Dooderoo - Wednesday, September 18, 2013 - link
"The AES and SHA1 gains are a direct result of the new cryptographic instructions that are a part of ARMv8. The AES test in particular shows nearly an order of magnitude performance improvement".Your comment: "in reality the encryption workloads are handled in a fundamentally different way in the two modes [...] a mixed bad into one falsely advertising performance gains attributed to 64bit execution and not to the hardware implementations as it should"
Maybe actually read the article?
"The FP chart also shows no miracles, wider SIMD units result in almost 2x the score in few tests, nothing much in the rest"
Exclude those test and you're still looking at 30% improvement. 30% increase in performance from a recompile counts at "nothing much" in what world?
ddriver - Wednesday, September 18, 2013 - link
My point was encryption results should not have been included in the chart and presented as "benefits of 64bit execution mode" because they aren't.Also those 30% can easily be attributed to other incremental upgrades to the chip, like faster memory subsystem, better prefetchers and whatnot. Not necessarily 64bit execution, I've been using HPC software for years and despite the fact x64 came with double the registers, I did not experience any significant increase in the workloads I use daily - 3D rendering, audio and video processing and multiphysics simulations. The sole benefit of 64bit I've seen professionally is due to the extra ram I can put into the machine, making tasks which require a lot of ram WAY FASTER, sometimes 10s even 100s times faster because of the avoided swapping.

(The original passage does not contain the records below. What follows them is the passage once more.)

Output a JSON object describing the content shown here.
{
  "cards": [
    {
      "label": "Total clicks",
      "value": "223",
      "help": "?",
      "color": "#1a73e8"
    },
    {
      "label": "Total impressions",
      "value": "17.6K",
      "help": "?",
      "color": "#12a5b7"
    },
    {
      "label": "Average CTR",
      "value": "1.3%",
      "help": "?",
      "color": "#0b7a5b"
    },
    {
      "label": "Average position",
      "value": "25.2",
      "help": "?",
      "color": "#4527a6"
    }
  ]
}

Furthermore, I will no longer address technically unsubstantiated comments, in order to avoid spamming all over the comment space.

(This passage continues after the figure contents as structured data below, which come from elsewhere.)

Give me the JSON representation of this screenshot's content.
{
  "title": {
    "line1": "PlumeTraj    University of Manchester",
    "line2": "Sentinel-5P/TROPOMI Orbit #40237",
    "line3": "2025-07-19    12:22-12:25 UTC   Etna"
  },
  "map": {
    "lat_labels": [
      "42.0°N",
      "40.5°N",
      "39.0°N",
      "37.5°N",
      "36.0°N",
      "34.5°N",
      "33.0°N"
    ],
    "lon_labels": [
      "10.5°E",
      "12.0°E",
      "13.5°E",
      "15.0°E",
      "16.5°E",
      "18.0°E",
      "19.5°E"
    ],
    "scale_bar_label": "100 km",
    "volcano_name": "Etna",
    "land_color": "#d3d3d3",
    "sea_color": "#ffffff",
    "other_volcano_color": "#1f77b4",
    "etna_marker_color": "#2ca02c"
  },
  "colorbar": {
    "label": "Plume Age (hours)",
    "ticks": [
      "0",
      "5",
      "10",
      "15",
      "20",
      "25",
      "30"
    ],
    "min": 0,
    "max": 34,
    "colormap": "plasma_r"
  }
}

Dooderoo - Wednesday, September 18, 2013 - link
"Furthermore, I will no longer address technically unsubstantiated comments, in order to avoid spamming all over the comment space."Man, you give up too easily.
Encryption results are exactly that: "benefits of 64bit execution mode". Why? 32-bit A32 doesn't have the instructions, 64-bit A64 does. Clear and obvious benefit.

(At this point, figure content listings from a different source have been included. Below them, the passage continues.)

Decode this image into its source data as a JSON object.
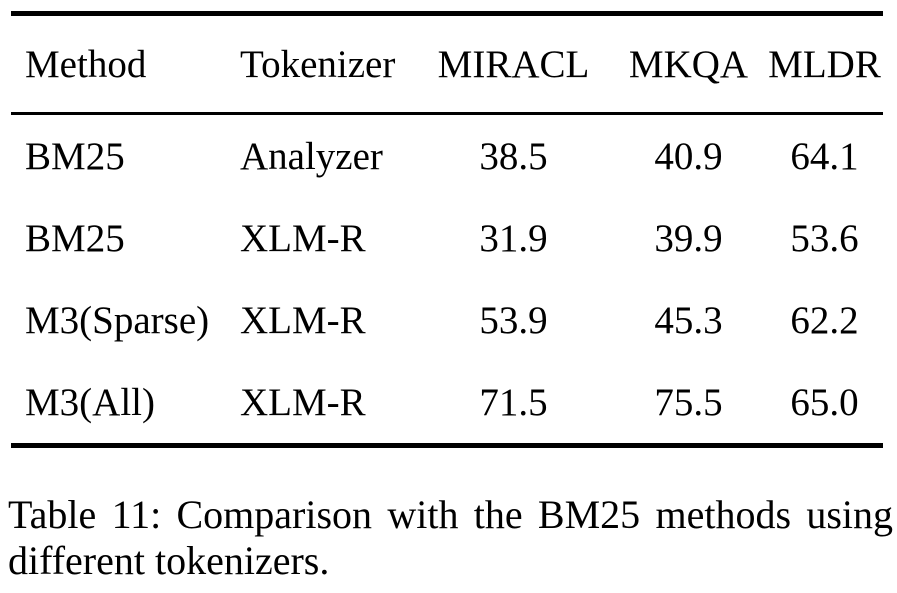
{
  "table": {
    "columns": [
      "Method",
      "Tokenizer",
      "MIRACL",
      "MKQA",
      "MLDR"
    ],
    "rows": [
      [
        "BM25",
        "Analyzer",
        "38.5",
        "40.9",
        "64.1"
      ],
      [
        "BM25",
        "XLM-R",
        "31.9",
        "39.9",
        "53.6"
      ],
      [
        "M3(Sparse)",
        "XLM-R",
        "53.9",
        "45.3",
        "62.2"
      ],
      [
        "M3(All)",
        "XLM-R",
        "71.5",
        "75.5",
        "65.0"
      ]
    ]
  },
  "caption": "Table 11: Comparison with the BM25 methods using different tokenizers.",
  "colors": {
    "text": "#000000",
    "background": "#ffffff",
    "rule": "#000000"
  }
}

"30% can easily be attributed to other incremental upgrades to the chip". Wouldn't the 32-bit version benefit from those as well?
I'm beginning to think you don't understand that those results are both from the A7 SOC, once run with A32 and once with A64.
ddriver - Wednesday, September 18, 2013 - link
""30% can easily be attributed to other incremental upgrades to the chip". Wouldn't the 32-bit version benefit from those as well?"This may be correct. Unless I am overlooking execution mode details, of which I am not aware, and I expect neither are you, unless you are an engineer who has worked on the A7 chip. I don't think that data is available yet to comment on it in detail.
But you are not correct about encryption results, because it is a matter of extra hardware implementation. It is like comparing software rendering to hardware rendering, a CPU with hardware implementation of graphics will be immensely faster at a graphics workload, even if it is the same speed as the one that runs graphics in software. If anything, the architecture upgrades of the A7 chip can at best result in 2x peak theoretical performance improvement, while the AES test shows 8+x improvement. This is because the performance boost is not due to 64 bit mode execution, but due to the extra hardware implementation that is exclusively available in that mode.
Dooderoo - Wednesday, September 18, 2013 - link
"I don't think that data is available yet to comment on it in detail."Yet you're ok with calling the article "cunningly deceitful"? Weird.